Vertex Loss \(\mathcal{L}_{vert}\): L1 distance between coordinate predictions and GT (pseudo) 3D eye vertices.
Edge Loss \(\mathcal{L}_{edge}\): L2 distance of edge lengths based on a fixed triangulation, maintaining mesh topology.
Gaze Loss \(\mathcal{L}_{gaze}\): Angular error between predicted and GT gaze vectors.
Multi-View Vertex Consistency Loss \(\mathcal{L}_{MV,vertex}\): L1 distance between vertex predictions of two views after transformation.
Multi-View Gaze Consistency Loss \(\mathcal{L}_{MV,gaze}\): Angular error of gaze vectors between two views after rotation.
Total Loss: \(\mathcal{L} = \lambda_{GT}\mathcal{L}_{GT} + \lambda_{PGT}\mathcal{L}_{PGT} + \lambda_{MV}\mathcal{L}_{MV}\), with all three weights set to 1.
Hyperparameters: \(\lambda_v=0.1, \lambda_e=0.01, \lambda_g=1\).
Training: Adam, batch=128, lr warmup 1e-6→1e-4 (3 epochs), decayed by 10x at 60/80 epochs, 100 epochs in total, on a single V100 GPU.

Key Experimental Results¶

Dataset/Setting	Metric (°)	3DGazeNet	Prev. SOTA	Gain
Cross-domain (pseudo-labels only): ITWG-MV→G360	gaze err	18.1	22.5 ([41])	~20%
Cross-domain (pseudo-labels only): AVA→G360	gaze err	22.4	29.0 ([41])	~23%
Cross-domain (+GT): GC+ITWG-MV→G360	gaze err	17.6	-	-
Cross-domain (+GT): EXG+ITWG-MV→G360	gaze err	15.4	-	-
In-domain: MPII (M+V)	gaze err	4.0	4.04 (GazeTR)	On par
In-domain: G360 (M+V)	gaze err	9.6	10.1 ([41])	~5%
In-domain: GC (M+V)	gaze err	3.1	3.3 (ETH-XGaze)	~6%
In-domain: EXG (M+V)	gaze err	4.2	4.5 (ETH-XGaze)	~7%
vs SOTA generalization: EXG+IMV→MPII	gaze err	6.0	6.7 (CDG)	~10%
vs SOTA generalization: EXG+IMV→GC	gaze err	7.8	8.2 (RAT)	~5%

Ablation Study¶

M+V vs V vs M: The joint objective M+V outperforms using V or M alone across all datasets (e.g., MPII: 4.0 vs 4.1 vs 4.2, G360: 9.6 vs 9.8 vs 9.8).
Pseudo-labels vs Multi-view Consistency: Multi-view consistency alone without topological constraints performs very poorly (47.4°), and pseudo-labels alone (23.1°) outperforms MV alone. The combination of both yields the best results (18.1°).
ITWG Head Pose Distribution: The more diverse the head poses in the training data (5°→20°→40°→90°), the more the performance in large angles steadily improves, with the full-range ITWG-MV achieving the best results.
Role of ITWG in In-domain Experiments: ITWG brings improvements to G360 which requires diverse head poses (e.g., G360+ITWG-MV: 9.3→15.4), but shows limited in-domain improvements on EXG/MPII which already have sufficient coverage in controlled environments.

Highlights & Insights¶

Reformulating gaze estimation as dense 3D mesh regression is a highly clever idea. The dense representation is inherently robust to sparse prediction errors, and any low-dimensional representation can be retrieved via indexing.
The pseudo-label generation pipeline requires no gaze annotations and automatically generates labels relying solely on 3D face alignment and 2D iris detection, making it possible to leverage massive in-the-wild face datasets.
Multi-view consistency regularizes pseudo-label noise using geometric constraints from HeadGAN-synthesized views, presenting an elegant weakly supervised strategy.
The model architecture is highly minimalist (ResNet-18 + two FC layers), showing that the core contributions are in the data and training framework rather than model design.
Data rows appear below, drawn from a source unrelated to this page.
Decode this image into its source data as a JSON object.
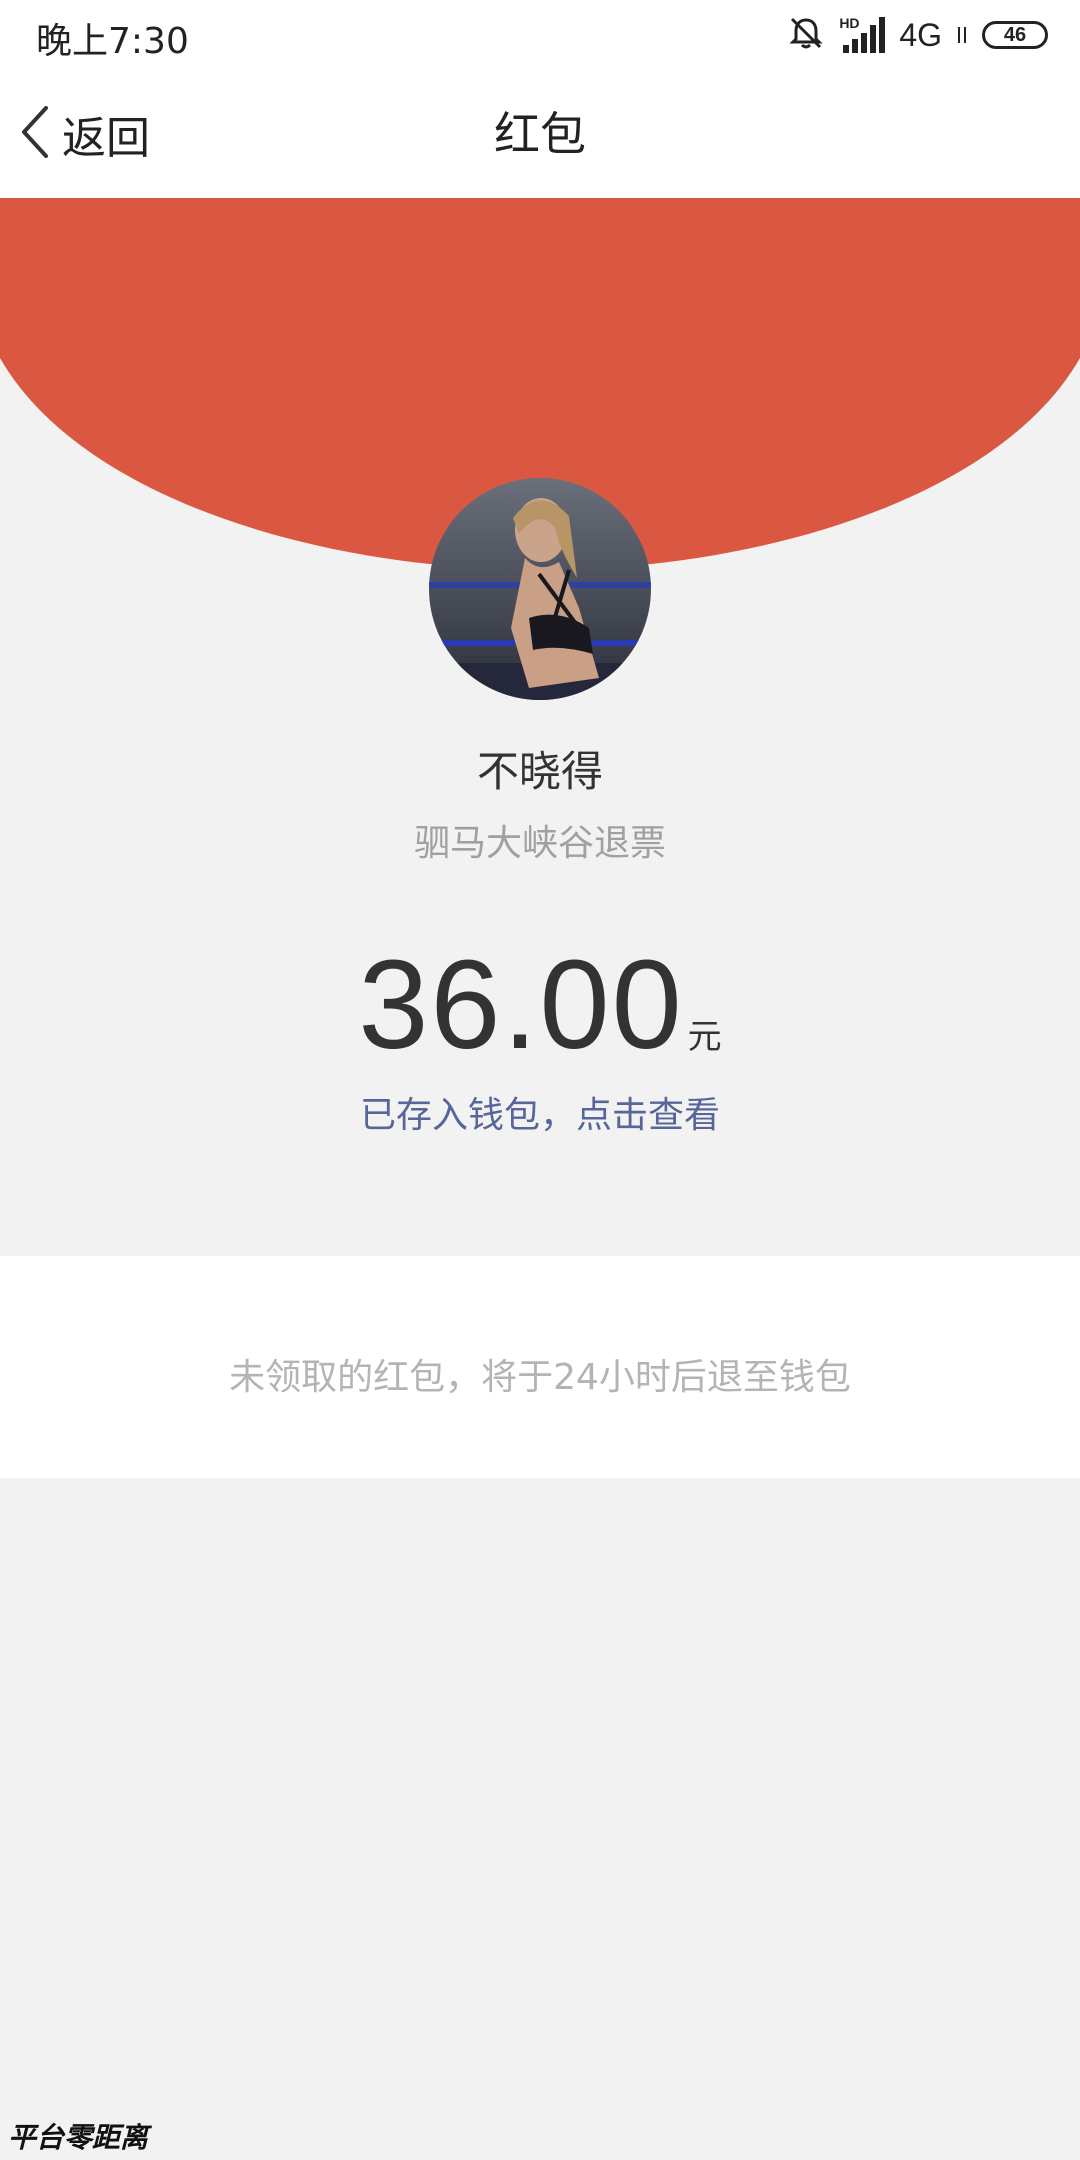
{
  "status_bar": {
    "time": "晚上7:30",
    "hd_label": "HD",
    "network": "4G",
    "battery": "46",
    "icons": [
      "bell-muted-icon",
      "signal-icon",
      "battery-icon"
    ]
  },
  "nav": {
    "back_label": "返回",
    "title": "红包"
  },
  "colors": {
    "header_red": "#da5842",
    "link_blue": "#56669a",
    "background": "#f2f2f2"
  },
  "packet": {
    "sender_name": "不晓得",
    "remark": "驷马大峡谷退票",
    "amount": "36.00",
    "currency_unit": "元",
    "wallet_link": "已存入钱包，点击查看"
  },
  "notice": {
    "text": "未领取的红包，将于24小时后退至钱包"
  },
  "watermark": "平台零距离"
}
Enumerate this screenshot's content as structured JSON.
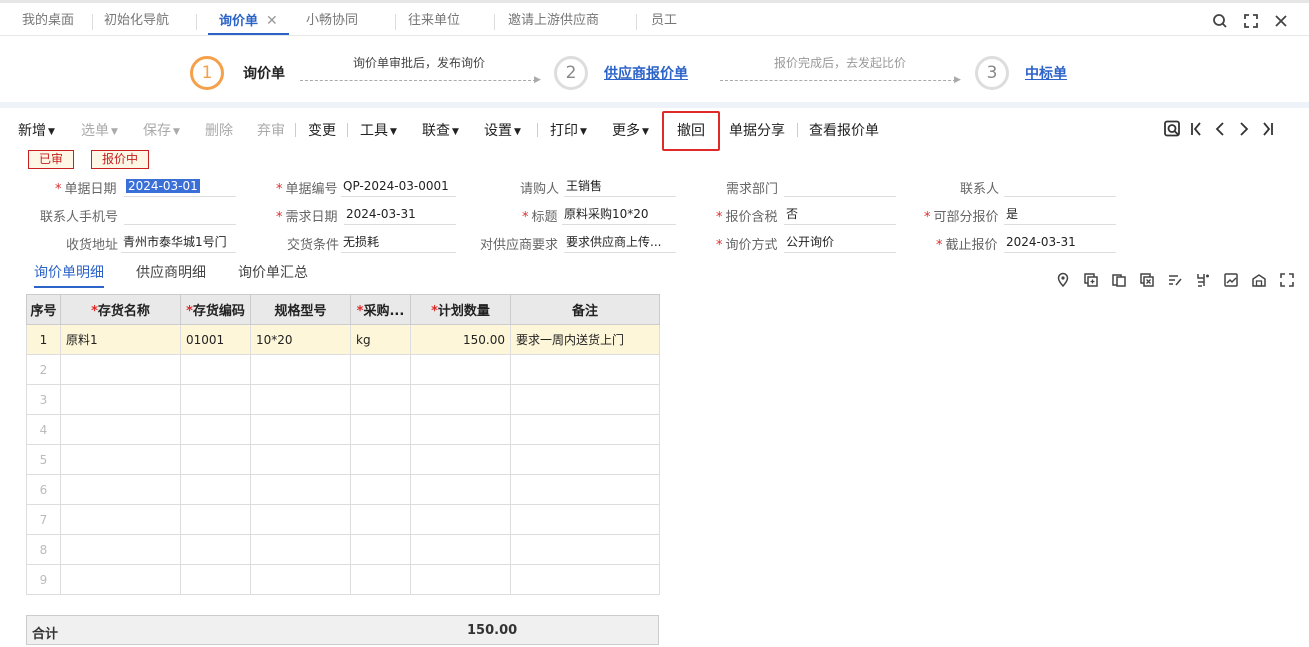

Limitations & Future Work¶

Pseudo-labels are relatively weak along the pitch axis, potentially due to the limited vertical gaze variations in the data or the bias of the pseudo-annotating pipeline itself.
The accuracy of pseudo-annotations depends on the performance of 3D face alignment and 2D iris detection, showing uncertainty under extreme occlusions or low resolutions.
Unable to handle cases where the face is invisible (facing away from the camera).
The quality of synthetic views generated by HeadGAN is limited; utilizing more advanced face reenactment methods might yield further improvements.
The spherical eye template ignores the kappa coefficient (optical vs. visual axis offset), representing an accuracy ceiling in personalized scenarios.
The potential of stronger backbones such as Transformers has not been explored.

vs Kothari et al. [41] (CVPR 2021): The most related work, which also learns gaze from in-the-wild data using 3D scene geometric constraints. The key advantages of 3DGazeNet are: (a) dense 3D mesh representation instead of sparse parameters; (b) HeadGAN-based multi-view consistency instead of mutual gaze constraints in social scenes; (c) larger-scale ITWG dataset. In cross-domain settings, 3DGazeNet outperforms it by 20-30%.
vs RUDA/CRGA/PureGaze (Domain Adaptation Methods): The first stage (no target domain knowledge) of these methods is used for a fair comparison. 3DGazeNet comprehensively outperforms them after using ITWG-MV, because competing methods cannot effectively utilize pseudo-labels, while the multi-view consistency framework of 3DGazeNet can regularize pseudo-label noise.
vs Eyeball Model Methods (DPG, Wood et al.): Traditional parametric eyeball model fitting is limited by model construction difficulty and in-the-wild fitting precision. 3DGazeNet performs better under the end-to-end learning paradigm (on Columbia dataset: 5.6° vs 7.1°/7.5°).

Insights & Connections¶

The idea of substituting sparse parameters with dense representations can be transferred to other pose estimation tasks (e.g., hand or human body pose), suggesting that dense regression + weak supervision can be a universally effective strategy in annotation-scarce scenarios.
The weakly supervised paradigm of synthetic multi-views + consistency constraints is generalizable and can be applied to any task assuming geometric transformation invariance.
The pseudo-label pipeline of this method can serve as a reference for the automatic construction of large-scale gaze estimation datasets.

Rating¶

Novelty: ⭐⭐⭐⭐ Reformulating gaze estimation as dense 3D mesh regression is a novel idea, and the multi-view weakly supervised framework is cleverly designed.
Experimental Thoroughness: ⭐⭐⭐⭐⭐ Comprehensive coverage of cross-domain, in-domain, ablation studies, and applications (gaze redirection), with a rich set of baseline comparisons.
Writing Quality: ⭐⭐⭐⭐ The paper is well-structured and complies with ECCV standards, with detailed supplementary materials.
Value: ⭐⭐⭐⭐ Provides a plug-and-play generalizable gaze estimation solution, which holds direct value for practical application scenarios.